Bob also sent some other cards that most certainly are not dupes.
A couple of 2016 Archives Dodger needs. I wish just once Topps would use a photo of Sutton that isn't from the 1960s/early '70s. I don't know this Sutton. I want Sutton with his '70s perm!
Three 1956 Topps off the want list. I sense that you will see 1 or 2 of these very soon on the 1956 of the Month series because I have stories to tell already about two of them.
Finally, a couple of 1964 Topps coins! These will go nicely with the Willie Davis one I own already. (Willie somehow managed to escape the rust problem that most of these have, perhaps because Willie was always the star).
I'm tempted to throw these coins in my pocket with the rest of my change and listen to them clinking around.

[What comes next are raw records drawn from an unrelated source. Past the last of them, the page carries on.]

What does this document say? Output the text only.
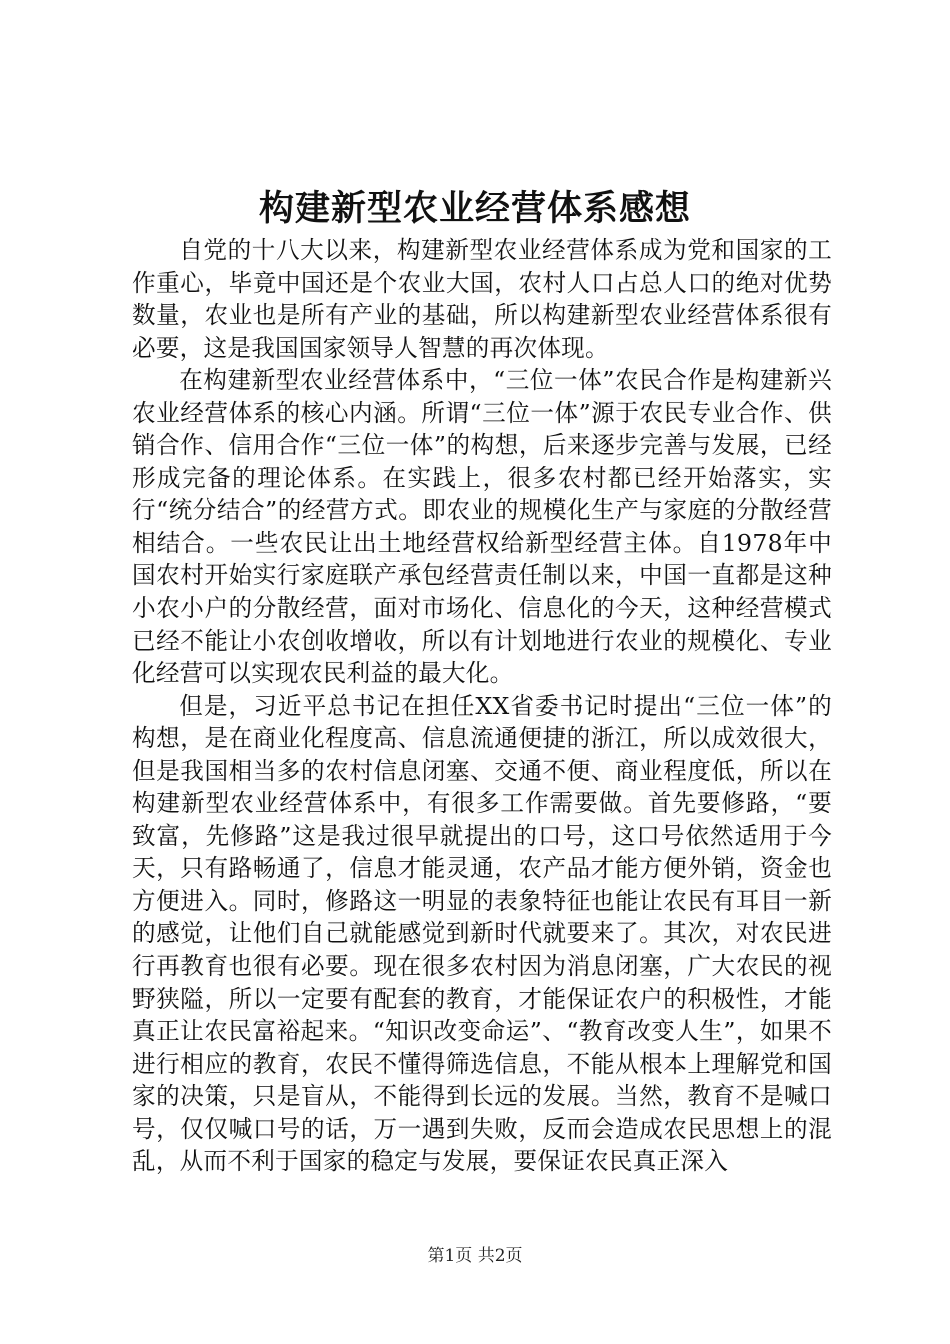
构建新型农业经营体系感想

自党的十八大以来，构建新型农业经营体系成为党和国家的工作重心，毕竟中国还是个农业大国，农村人口占总人口的绝对优势数量，农业也是所有产业的基础，所以构建新型农业经营体系很有必要，这是我国国家领导人智慧的再次体现。

在构建新型农业经营体系中，“三位一体”农民合作是构建新兴农业经营体系的核心内涵。所谓“三位一体”源于农民专业合作、供销合作、信用合作“三位一体”的构想，后来逐步完善与发展，已经形成完备的理论体系。在实践上，很多农村都已经开始落实，实行“统分结合”的经营方式。即农业的规模化生产与家庭的分散经营相结合。一些农民让出土地经营权给新型经营主体。自1978年中国农村开始实行家庭联产承包经营责任制以来，中国一直都是这种小农小户的分散经营，面对市场化、信息化的今天，这种经营模式已经不能让小农创收增收，所以有计划地进行农业的规模化、专业化经营可以实现农民利益的最大化。

但是，习近平总书记在担任XX省委书记时提出“三位一体”的构想，是在商业化程度高、信息流通便捷的浙江，所以成效很大，但是我国相当多的农村信息闭塞、交通不便、商业程度低，所以在构建新型农业经营体系中，有很多工作需要做。首先要修路，“要致富，先修路”这是我过很早就提出的口号，这口号依然适用于今天，只有路畅通了，信息才能灵通，农产品才能方便外销，资金也方便进入。同时，修路这一明显的表象特征也能让农民有耳目一新的感觉，让他们自己就能感觉到新时代就要来了。其次，对农民进行再教育也很有必要。现在很多农村因为消息闭塞，广大农民的视野狭隘，所以一定要有配套的教育，才能保证农户的积极性，才能真正让农民富裕起来。“知识改变命运”、“教育改变人生”，如果不进行相应的教育，农民不懂得筛选信息，不能从根本上理解党和国家的决策，只是盲从，不能得到长远的发展。当然，教育不是喊口号，仅仅喊口号的话，万一遇到失败，反而会造成农民思想上的混乱，从而不利于国家的稳定与发展，要保证农民真正深入

第1页 共2页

I guess that's something else you can do with your duplicates: throw them in your front pocket. In fact, I recommend that collectors always have a card in their pocket that they can produce in an emergency. It's a little more devil-may-care than "wallet card," too.
I'm going to use this card from the same package as my "pocket card." There are even uses for Panini Donruss duplicates.